Mrs. Dalloway is a novel about feel like an outsider and being frustrated with the societal pressures around you. It is a dream-like story, about one afternoon, with a narrative that pops in and out of heads and reveals the struggles of each character to conform to their situation in life and also struggle to understand the changes in the world around them. If Holden Caulfield inspired leagues of angsty, frustrated teenaged boys, Mrs. Dalloway focuses on the domestic woman and her place in the world.
It’s a melodic, tragic, poignant look at longing, apathy, ennui, desire, sorrow, and depression, and if all the teen angst left you wanting to step it up a notch, now’s the time to do it.
- Persepolis by Marjane Satrapi
This is our first autobiography. You’re welcome. Oh, and it’s also a graphic novel. You’re welcome again.
You see, sometimes you don’t need dystopias to live in an oppressive society that has specific roles for your life and strict rules that you cannot break. Sometimes, that’s real life. This is the world of Marjane Satrapi, a spunky, intelligent, creative girl growing up in Iran during the conflict between Iran and Iraq. She sees the Shah fall and the rise of theocratic Islamist extremism. She has to cover herself, segregate from the community, and sees those she loves persecuted and even killed. Throughout it all, she remains strong, and tells her story with wit, humor, and clarity, never asking for pity, but always pushing onward. She’s a strong role model for anyone, and the book is important and moving, and worth recommending to young readers as well as adults. If you want your youthful narrator and strong female protagonist, it really doesn’t get better than Persepolis.

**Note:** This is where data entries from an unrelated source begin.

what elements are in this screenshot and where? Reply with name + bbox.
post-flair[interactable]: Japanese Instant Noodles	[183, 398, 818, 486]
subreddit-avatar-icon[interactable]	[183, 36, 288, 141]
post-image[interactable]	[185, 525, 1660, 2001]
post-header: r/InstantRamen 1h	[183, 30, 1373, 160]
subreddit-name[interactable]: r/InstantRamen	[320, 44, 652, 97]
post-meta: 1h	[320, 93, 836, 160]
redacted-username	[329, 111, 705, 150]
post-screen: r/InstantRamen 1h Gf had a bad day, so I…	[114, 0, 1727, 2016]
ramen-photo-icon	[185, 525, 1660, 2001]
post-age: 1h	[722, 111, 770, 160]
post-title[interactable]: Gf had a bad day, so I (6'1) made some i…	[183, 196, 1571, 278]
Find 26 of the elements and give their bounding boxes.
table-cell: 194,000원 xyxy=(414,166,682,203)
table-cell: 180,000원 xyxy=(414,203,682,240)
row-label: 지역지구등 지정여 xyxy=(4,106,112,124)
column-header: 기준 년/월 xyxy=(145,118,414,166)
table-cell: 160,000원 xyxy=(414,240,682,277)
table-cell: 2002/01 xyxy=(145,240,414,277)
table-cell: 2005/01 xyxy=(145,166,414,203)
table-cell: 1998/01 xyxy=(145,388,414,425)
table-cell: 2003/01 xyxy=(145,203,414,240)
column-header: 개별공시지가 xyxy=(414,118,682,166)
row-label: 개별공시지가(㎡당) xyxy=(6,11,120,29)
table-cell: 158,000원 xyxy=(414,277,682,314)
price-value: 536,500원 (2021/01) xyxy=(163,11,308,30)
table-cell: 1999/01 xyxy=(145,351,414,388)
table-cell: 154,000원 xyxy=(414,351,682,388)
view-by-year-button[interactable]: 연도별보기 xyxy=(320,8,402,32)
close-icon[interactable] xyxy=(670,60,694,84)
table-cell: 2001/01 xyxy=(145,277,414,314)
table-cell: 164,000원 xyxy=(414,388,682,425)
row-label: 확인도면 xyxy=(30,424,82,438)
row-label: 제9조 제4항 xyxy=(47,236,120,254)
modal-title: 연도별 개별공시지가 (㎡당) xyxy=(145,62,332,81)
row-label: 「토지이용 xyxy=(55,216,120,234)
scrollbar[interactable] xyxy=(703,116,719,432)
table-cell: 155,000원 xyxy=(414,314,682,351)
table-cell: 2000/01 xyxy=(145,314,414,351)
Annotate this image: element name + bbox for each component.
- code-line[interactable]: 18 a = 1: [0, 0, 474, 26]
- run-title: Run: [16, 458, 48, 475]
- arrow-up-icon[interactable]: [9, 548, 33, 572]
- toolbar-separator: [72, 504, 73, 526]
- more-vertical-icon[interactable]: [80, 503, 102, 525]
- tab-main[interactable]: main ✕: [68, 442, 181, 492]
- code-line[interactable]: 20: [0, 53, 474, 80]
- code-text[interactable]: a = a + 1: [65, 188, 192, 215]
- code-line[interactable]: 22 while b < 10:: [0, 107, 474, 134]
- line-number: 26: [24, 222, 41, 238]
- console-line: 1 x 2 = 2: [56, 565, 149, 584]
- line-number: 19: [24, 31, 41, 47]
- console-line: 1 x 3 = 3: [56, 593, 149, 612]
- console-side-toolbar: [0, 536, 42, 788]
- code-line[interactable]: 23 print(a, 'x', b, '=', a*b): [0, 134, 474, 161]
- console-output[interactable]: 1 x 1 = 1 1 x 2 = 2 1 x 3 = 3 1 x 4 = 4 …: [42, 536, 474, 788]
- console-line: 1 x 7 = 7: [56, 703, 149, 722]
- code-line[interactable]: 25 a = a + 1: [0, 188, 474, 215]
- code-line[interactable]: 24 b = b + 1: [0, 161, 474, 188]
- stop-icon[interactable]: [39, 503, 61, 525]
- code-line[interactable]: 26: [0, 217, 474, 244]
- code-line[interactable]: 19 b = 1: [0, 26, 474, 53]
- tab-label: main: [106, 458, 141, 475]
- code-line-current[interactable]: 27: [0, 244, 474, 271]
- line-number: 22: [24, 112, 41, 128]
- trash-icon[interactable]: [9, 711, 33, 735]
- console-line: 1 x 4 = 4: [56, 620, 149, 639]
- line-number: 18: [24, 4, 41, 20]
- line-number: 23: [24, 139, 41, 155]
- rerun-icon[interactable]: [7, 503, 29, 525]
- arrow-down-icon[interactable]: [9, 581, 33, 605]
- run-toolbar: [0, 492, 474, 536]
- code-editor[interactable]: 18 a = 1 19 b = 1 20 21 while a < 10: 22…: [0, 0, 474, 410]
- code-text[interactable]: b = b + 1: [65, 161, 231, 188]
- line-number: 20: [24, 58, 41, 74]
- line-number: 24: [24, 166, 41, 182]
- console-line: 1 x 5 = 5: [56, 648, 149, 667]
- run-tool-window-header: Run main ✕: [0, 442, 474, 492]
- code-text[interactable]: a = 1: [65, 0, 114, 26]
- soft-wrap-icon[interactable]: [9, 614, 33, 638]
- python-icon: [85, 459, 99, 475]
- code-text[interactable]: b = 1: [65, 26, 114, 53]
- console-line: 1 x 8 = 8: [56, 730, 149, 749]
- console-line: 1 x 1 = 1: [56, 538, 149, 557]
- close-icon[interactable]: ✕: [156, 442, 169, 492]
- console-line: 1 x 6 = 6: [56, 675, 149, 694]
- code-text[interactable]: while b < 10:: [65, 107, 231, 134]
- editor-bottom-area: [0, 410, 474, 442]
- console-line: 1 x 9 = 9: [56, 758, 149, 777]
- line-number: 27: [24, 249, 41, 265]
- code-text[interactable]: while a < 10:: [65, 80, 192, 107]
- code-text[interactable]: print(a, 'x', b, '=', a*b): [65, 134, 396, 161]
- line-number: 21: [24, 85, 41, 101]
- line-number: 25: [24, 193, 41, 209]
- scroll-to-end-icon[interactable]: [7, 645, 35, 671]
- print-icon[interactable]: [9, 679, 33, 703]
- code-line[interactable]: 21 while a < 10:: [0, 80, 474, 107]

- The Bluest Eye by Toni Morrison
Like Persepolis, this is a story that doesn’t need dystopia to discuss a corrupt society. The story is about a black community, living in segregation, and each character’s reaction to this environment. There is a tragedy coming up, where all the injustice, anger, and struggle comes to a head in the life of a little girl who feels that if she were only blue-eyed, she would be accepted.
Uglies and Pretties focuses on the more superficial desires to look perfect, like movie stars, and the way media imagery and ideals affect those around them. What if you were in a society where not only where these ideals a problem, but that the entirety of who you were meant that you could not match this idea? What if from childhood the dolls you were given to play with looked nothing like you, and the movie stars and beauty queens looked nothing like you, and the people who lived in nice houses and had the best jobs and influence looked nothing like you, and all the politicians and powerful people of the world looked nothing like you? Don’t think “what if”. For many people, this was and in many situations still is a huge problem. In the age of segregation, it was even worse. Our character is driven through her tragedy by loneliness and abuse, and believes that if only she could change who she was, even just her eyes, she could change her fate.